Together with the KKE and Antarsya, SYRIZA defends the unions, which work closely with the government and have systematically driven strikes and protests by workers into a dead end. Greece has seen dozens of 24-hour general strikes in recent years. Every strike was announced long in advance by the unions and was strictly limited. Such protests were completely ineffective and only served to demoralize workers.
This policy of the pseudo-left groups and unions has transformed the anger of certain social strata into political despair, creating a breeding ground for the fascists. Under conditions where workers are denied a progressive alternative to oppose social decline and degradation, Chrysi Avgi has been able to mobilize the dregs of society behind its fascist program.

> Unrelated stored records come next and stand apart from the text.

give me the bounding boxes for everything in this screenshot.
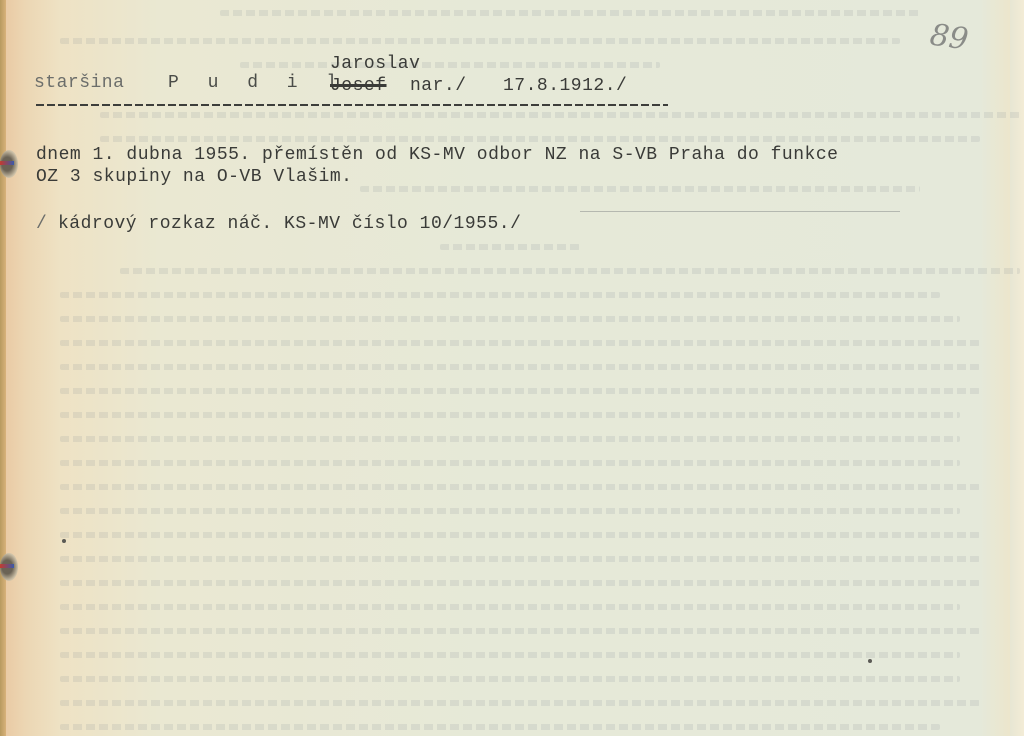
ink-speck	[62, 539, 66, 543]
bleed-line	[360, 186, 920, 192]
header-underline	[36, 104, 668, 106]
page-binding-edge	[0, 0, 6, 736]
reference-prefix: /	[36, 214, 47, 234]
bleed-line	[60, 292, 940, 298]
bleed-line	[220, 10, 920, 16]
rank-label: staršina	[34, 73, 124, 93]
bleed-line	[240, 62, 660, 68]
body-line: OZ 3 skupiny na O-VB Vlašim.	[36, 167, 352, 187]
punch-hole-bottom	[0, 553, 18, 581]
bleed-line	[60, 628, 980, 634]
bleed-line	[60, 460, 960, 466]
bleed-line	[60, 364, 980, 370]
bleed-through-text	[60, 0, 984, 736]
punch-hole-top	[0, 150, 18, 178]
bleed-line	[60, 412, 960, 418]
bleed-line	[60, 556, 980, 562]
first-name-struck: Josef	[330, 76, 387, 96]
body-line: dnem 1. dubna 1955. přemístěn od KS-MV o…	[36, 145, 838, 165]
bleed-line	[100, 136, 980, 142]
surname: P u d i l	[168, 73, 346, 93]
bleed-line	[60, 38, 900, 44]
bleed-line	[60, 388, 980, 394]
bleed-line	[60, 532, 980, 538]
birth-label: nar./	[410, 76, 467, 96]
first-name-inserted: Jaroslav	[330, 54, 420, 74]
ink-speck	[868, 659, 872, 663]
bleed-line	[60, 676, 960, 682]
bleed-rule	[580, 211, 900, 212]
bleed-line	[60, 436, 960, 442]
bleed-line	[60, 580, 980, 586]
bleed-line	[60, 484, 980, 490]
bleed-line	[60, 340, 980, 346]
folio-number: 89	[928, 18, 971, 58]
bleed-line	[60, 724, 940, 730]
bleed-line	[60, 604, 960, 610]
bleed-line	[60, 316, 960, 322]
bleed-line	[60, 700, 980, 706]
bleed-line	[60, 508, 960, 514]
bleed-line	[120, 268, 1020, 274]
page-right-edge	[1010, 0, 1024, 736]
birth-date: 17.8.1912./	[503, 76, 627, 96]
bleed-line	[100, 112, 1020, 118]
bleed-line	[60, 652, 960, 658]
bleed-line	[440, 244, 580, 250]
reference-text: kádrový rozkaz náč. KS-MV číslo 10/1955.…	[58, 214, 521, 234]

The aim of the Alliance behind the demonstration on January 19 is to prevent an independent movement of workers and to re-align the population behind the state and its parties. It subordinates workers to forces which are moving ever faster to the right and suppressing social and democratic rights. This creates new openings for the fascists.
This is not just a consequence of the current developments in Greece, but is rather a fundamental lesson of the 20th century. When intensifying class antagonisms and social tensions reach the boiling point, the bourgeoisie embraces authoritarian forms of rule, up to and including fascism. The only progressive way out of social disaster and to struggle against the danger of fascism is an independent working class movement based on a socialist perspective.
In 1936 the Stalinists suppressed the Spanish revolution and subordinated workers to bourgeois parties, in the name of the “People's Front” against fascism, In so doing they paved the way for Franco's victory. In Germany the SPD refused to co-operate in a united front with the German Communist Party to oppose Hitler, instead fueling the illusion that the Prussian police and the army would stop the Nazis. In this respect it was supported by the ultra-left policies of the Stalinist Communist Party.
Given the current social disaster and the role of the pseudo-left groups, the danger of fascism in Greece today is very real. This is why an independent movement of workers aimed at opposing both the fascist gangs and the government’s social attacks is crucial.
Workers must free themselves from the influence of the trade unions and the pseudo-left groups and take the fight against the ultra-right into their own hands. Action committees should be formed to defend political meetings, immigrants and workers in neighborhoods against attacks by the fascists and the state apparatus.
This, however, is only the first step. The fascists can only be beaten with a socialist perspective that declares war on the capitalist system and fights for a workers government, dedicated to expropriating the banks and major corporations and employing wealth in the interest of all of society. This requires the building of a new party, which unites workers internationally in the struggle for a socialist program.